Dans le vent, matelots !

Comment naviguer autrement, comment redouter une escapade de cette ardeur qui a ensorcelé le Vélodrome, qui nous a plongés dans un flot de folie où se sont noyés les derniers doutes qui nous tracassaient les cervelles.

Ecoute un peu, je me le suis repassé à la télé ce match, histoire de l’apprendre par cœur, par ce morceau de viande rouge qui a été énorme chez nos minots.

J’ai entendu un couillon qui expliquait l’absence d’enjeu, pas un toulonnais évidemment, ici nous ne sommes pas les plus diplômés mais encore moins des trombines à grimaces, on aime tout simplement et parfois on adore, et alors mon collègue tu en fais quoi de l’honneur ?

Celui-là, il a pris ses quartiers de printemps dans une rue de Besagne, au premier étage de la maison de l’angle et il regarde cette place où un peuple se promène à côté de ses géants, à côté de cette gloire débordante de la coupe sacrée qui a fait chanter tant de ténors occasionnels dans les gradins de Finale, il est bien décidé à rester au pays, près de Mayol, là où il est né, là où il ne mourra jamais.

Bon, demain nous ne serons pas champions, et bè fa niente, mais on est bien, nous sommes accatés dans un fauteuil matelassé d’espoirs, de projets de conquêtes, d’aventures prochaines et de rêves peut-être.

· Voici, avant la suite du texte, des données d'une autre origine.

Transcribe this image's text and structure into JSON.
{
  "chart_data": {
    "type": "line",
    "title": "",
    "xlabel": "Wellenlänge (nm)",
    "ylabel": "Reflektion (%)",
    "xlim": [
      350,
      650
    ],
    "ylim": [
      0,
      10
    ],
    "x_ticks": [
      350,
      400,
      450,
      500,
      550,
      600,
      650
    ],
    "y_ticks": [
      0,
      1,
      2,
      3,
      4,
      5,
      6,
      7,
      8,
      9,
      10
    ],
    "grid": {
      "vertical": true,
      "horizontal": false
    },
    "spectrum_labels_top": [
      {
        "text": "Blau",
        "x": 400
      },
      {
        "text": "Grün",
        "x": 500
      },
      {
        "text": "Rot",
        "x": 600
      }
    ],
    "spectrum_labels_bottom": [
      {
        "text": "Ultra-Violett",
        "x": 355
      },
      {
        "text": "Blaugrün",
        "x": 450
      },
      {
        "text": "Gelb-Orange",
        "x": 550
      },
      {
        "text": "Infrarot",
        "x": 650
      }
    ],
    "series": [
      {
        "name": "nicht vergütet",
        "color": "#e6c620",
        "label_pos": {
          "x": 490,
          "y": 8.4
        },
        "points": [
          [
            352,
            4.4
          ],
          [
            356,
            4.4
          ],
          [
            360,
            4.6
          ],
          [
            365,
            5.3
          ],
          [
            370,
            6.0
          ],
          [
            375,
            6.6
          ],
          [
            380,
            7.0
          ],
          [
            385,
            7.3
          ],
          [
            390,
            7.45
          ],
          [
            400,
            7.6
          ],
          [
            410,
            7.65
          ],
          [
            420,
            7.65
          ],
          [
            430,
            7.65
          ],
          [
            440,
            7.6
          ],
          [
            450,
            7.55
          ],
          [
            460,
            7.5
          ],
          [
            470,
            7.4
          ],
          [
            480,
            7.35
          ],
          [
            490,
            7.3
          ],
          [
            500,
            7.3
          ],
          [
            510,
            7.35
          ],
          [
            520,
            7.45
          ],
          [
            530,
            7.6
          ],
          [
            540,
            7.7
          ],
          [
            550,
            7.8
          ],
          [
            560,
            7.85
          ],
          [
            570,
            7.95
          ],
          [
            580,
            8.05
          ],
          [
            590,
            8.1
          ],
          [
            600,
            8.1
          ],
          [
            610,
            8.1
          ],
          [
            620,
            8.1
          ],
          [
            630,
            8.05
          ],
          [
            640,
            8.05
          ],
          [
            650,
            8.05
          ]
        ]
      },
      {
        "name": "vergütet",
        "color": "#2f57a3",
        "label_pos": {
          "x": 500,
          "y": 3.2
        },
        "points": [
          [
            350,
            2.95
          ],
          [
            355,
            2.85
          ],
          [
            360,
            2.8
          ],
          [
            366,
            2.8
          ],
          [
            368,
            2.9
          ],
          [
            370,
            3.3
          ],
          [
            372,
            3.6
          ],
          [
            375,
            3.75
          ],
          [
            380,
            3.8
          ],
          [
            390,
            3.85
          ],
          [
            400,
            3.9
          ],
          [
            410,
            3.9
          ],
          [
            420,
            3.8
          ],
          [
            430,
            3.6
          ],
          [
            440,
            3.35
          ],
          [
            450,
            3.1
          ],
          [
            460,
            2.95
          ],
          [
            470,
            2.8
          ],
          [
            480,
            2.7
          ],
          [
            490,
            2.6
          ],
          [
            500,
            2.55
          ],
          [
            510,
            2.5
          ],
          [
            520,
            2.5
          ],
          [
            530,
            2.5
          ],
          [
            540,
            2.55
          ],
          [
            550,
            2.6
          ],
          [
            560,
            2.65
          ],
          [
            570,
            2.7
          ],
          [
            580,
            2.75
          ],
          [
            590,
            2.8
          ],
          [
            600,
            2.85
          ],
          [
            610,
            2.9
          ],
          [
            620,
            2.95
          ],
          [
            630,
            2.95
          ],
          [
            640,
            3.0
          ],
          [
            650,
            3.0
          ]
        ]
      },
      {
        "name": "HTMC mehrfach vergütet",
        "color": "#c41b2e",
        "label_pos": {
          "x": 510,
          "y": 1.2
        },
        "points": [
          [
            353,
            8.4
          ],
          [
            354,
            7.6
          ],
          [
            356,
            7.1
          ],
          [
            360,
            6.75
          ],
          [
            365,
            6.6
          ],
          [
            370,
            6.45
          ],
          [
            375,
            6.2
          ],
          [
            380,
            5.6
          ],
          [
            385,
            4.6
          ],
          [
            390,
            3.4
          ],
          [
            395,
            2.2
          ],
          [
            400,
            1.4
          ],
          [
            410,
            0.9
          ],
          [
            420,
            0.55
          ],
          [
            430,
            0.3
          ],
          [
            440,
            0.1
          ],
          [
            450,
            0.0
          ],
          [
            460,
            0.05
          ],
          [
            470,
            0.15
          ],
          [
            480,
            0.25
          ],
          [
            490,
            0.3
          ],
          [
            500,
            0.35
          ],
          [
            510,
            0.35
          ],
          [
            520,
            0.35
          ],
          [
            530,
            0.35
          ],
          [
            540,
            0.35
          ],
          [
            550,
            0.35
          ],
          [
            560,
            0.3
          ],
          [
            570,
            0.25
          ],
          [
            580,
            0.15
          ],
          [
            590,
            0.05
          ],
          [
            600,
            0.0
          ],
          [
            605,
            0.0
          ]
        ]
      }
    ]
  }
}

Des rencontres marioles et sans merci attendent notre équipe, tè, rien que d’en parler ça me monte l’estransi, mais que souhaiter de mieux pour préparer demain, pour enquiller dans cette place que, malgré quelques vagabondages surprenants, nous n’avons jamais réellement quittée.

Frère, tu le sens, tu le humes, tu le palpes ce parfum de brindille qui nous vient des collines, il raconte déjà l’histoire de bientôt, celle que l’on écrit à l’encre rouge et noire, personne ne peut l’imaginer autrement qu’enchantée ou alors celui-là il n’est pas de chez nous.

Samedi les petits passeront les montagnes pour défier cet adversaire rugueux et traditionnel dont les anciens se souviennent, celui qui nous a provoqué dans des combats épiques, des matchs où les cartons n’étaient pas encore peints en rouge et, je le dis, où un bon gnon dans le citron ne blessait pas grand monde.

Alors les minots puisque vous avez pris maintenant le bon gaoubi, nous vous disons simplement, allez Toulon, comme d’habitude …
 
PS : bonne nouvelle, le joueur blessé sauvagement par le bendéou exterminateur du sanguinaire Florian vient de sortir du cirage, souhaitons lui un bon rétablissement sur les deux jambes et dans la dignité.